On 9 February 2011 22:28, Richard Guenther <richard.guent...@gmail.com> wrote:
> On Wed, Feb 9, 2011 at 5:55 PM, Anitha Boyapati
> <anitha.boyap...@gmail.com> wrote:
>> On 9 February 2011 20:34, Ian Lance Taylor <i...@google.com> wrote:
>>
>>>> I would like to know what prompts gcc to decide if "le" can be used in
>>>> the expand pass rather than "gt" operator. Or more precisely why it
>>>> differs incase of float.
>>>
>>> The choice of LE when using int is just a happenstance of the way that
>>> gcc generates code.  When gcc comes to RTL generation it happens to be
>>> looking at an if statement that falls through on true and branches on
>>> else.  So it flips the condition to branch on true (in
>>> do_compare_rtx_and_jump).  The use of volatile doesn't affect this: it
>>> will still only load the variables precisely as described in the
>>> program.
>>>
>>> The condition can not be flipped for float because that would be an
>>> invalid transformation if one of the values is NaN.
>>>
>>
>> ok.
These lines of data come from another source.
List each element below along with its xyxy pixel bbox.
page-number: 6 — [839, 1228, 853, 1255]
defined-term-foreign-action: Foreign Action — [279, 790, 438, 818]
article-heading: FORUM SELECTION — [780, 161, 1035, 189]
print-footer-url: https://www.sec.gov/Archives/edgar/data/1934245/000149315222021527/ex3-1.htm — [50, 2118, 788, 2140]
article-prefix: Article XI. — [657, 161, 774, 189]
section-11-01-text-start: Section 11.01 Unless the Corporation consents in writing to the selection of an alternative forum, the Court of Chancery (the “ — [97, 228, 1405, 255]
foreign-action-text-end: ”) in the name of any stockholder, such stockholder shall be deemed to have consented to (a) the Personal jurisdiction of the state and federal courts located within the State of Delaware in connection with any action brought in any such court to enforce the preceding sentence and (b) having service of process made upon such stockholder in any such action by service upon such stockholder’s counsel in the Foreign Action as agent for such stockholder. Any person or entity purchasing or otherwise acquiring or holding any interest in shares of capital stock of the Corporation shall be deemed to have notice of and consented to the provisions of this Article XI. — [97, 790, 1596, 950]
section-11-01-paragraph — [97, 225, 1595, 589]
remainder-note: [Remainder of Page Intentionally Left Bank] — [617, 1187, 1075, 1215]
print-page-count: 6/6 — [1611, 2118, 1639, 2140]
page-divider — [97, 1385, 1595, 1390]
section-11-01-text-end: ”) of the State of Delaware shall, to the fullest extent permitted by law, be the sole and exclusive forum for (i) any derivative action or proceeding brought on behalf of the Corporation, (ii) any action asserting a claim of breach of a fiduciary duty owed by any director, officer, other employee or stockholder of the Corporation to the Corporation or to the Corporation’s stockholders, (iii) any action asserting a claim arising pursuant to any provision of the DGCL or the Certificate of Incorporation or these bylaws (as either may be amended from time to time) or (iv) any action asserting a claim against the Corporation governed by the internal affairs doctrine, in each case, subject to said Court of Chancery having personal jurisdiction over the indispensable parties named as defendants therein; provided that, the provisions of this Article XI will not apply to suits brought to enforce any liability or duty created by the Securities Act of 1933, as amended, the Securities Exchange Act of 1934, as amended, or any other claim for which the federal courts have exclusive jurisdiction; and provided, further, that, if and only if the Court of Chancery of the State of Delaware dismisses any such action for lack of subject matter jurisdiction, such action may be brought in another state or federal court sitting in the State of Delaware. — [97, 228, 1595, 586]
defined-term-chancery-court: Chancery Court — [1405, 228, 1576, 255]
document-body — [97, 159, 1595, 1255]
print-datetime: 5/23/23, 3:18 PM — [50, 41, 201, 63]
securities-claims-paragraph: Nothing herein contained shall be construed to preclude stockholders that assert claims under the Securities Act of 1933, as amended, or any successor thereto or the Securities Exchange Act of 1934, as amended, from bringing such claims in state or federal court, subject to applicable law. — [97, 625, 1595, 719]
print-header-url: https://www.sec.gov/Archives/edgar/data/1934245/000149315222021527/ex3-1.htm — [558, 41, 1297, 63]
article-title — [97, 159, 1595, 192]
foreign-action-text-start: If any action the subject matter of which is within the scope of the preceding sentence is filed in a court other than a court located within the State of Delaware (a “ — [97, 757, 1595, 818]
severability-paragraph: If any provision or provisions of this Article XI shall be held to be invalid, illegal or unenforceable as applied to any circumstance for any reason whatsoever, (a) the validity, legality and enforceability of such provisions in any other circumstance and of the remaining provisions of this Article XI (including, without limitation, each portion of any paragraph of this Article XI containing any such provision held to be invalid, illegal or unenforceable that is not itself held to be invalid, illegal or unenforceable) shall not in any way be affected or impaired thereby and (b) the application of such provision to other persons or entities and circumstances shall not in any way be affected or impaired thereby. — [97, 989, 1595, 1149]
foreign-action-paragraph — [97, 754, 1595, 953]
I get it.
>>
>> I would like to understand some more of reverse-conditional branches
>> in case of float. For the target I am working on (AVR32),  there is a
>> floating point unit which follows IEEE 754. The port is relatively
>> stable. We are now incrementally building support for these FPU
>> instructions (like fadd, fmul, fcmp).
>>
>> Now for the same test case with float data type, after expand pass, in
>> one of the passes (outof_cfglayout) the direct-conditional branches
>> are turned to reverse-conditional branches.
>>
>>
>> Direct-conditional branch
>>
>>> (jump_insn 9 8 34 3 gt.c:4 (set (pc)
>>>         (if_then_else (gt:CC (cc0)
>>>                 (const_int 0 [0x0]))
>>>             (label_ref 12)
>>>             (pc))) -1 (nil))
>>
>> Reverse-conditional Branch
>>
>>> (jump_insn 9 8 34 3 gt.c:4 (set (pc)
>>>         (if_then_else (gt:CC (cc0)
>>>                 (const_int 0 [0x0]))
>>>             (pc))) -1 (nil))
>>>             (label_ref 14)
>>
>> (Sorry that I don't have access to the installation right now, so I
>> just manually modified the reverse-conditional branch. The idea is to
>> illustrate that label_ref and pc are interchanged).
>>
>> The latter pattern is supposed to emit assembly which tests for the
>> reverse-condition. For instance if  the former pattern emits assembly
>> instruction like "brgt <label>" then the latter pattern is supposed to
>> emit instruction like "brle <label>"
>
> That's the misunderstanding.  The above should emit a brngt <label>
> (branch if !gt).
>

OK. We are using the same branch pattern for INT as well as all modes.
For int, generating "brle" should be fine I think where as float this
is wrong. So that leaves us to define a separate branch pattern for
floating mode.

It would be very interesting to know why a direct-conditional branch
is turned to reverse-conditional branch at all... I have been skimming
through jump.c and cfglayout.c for some clues.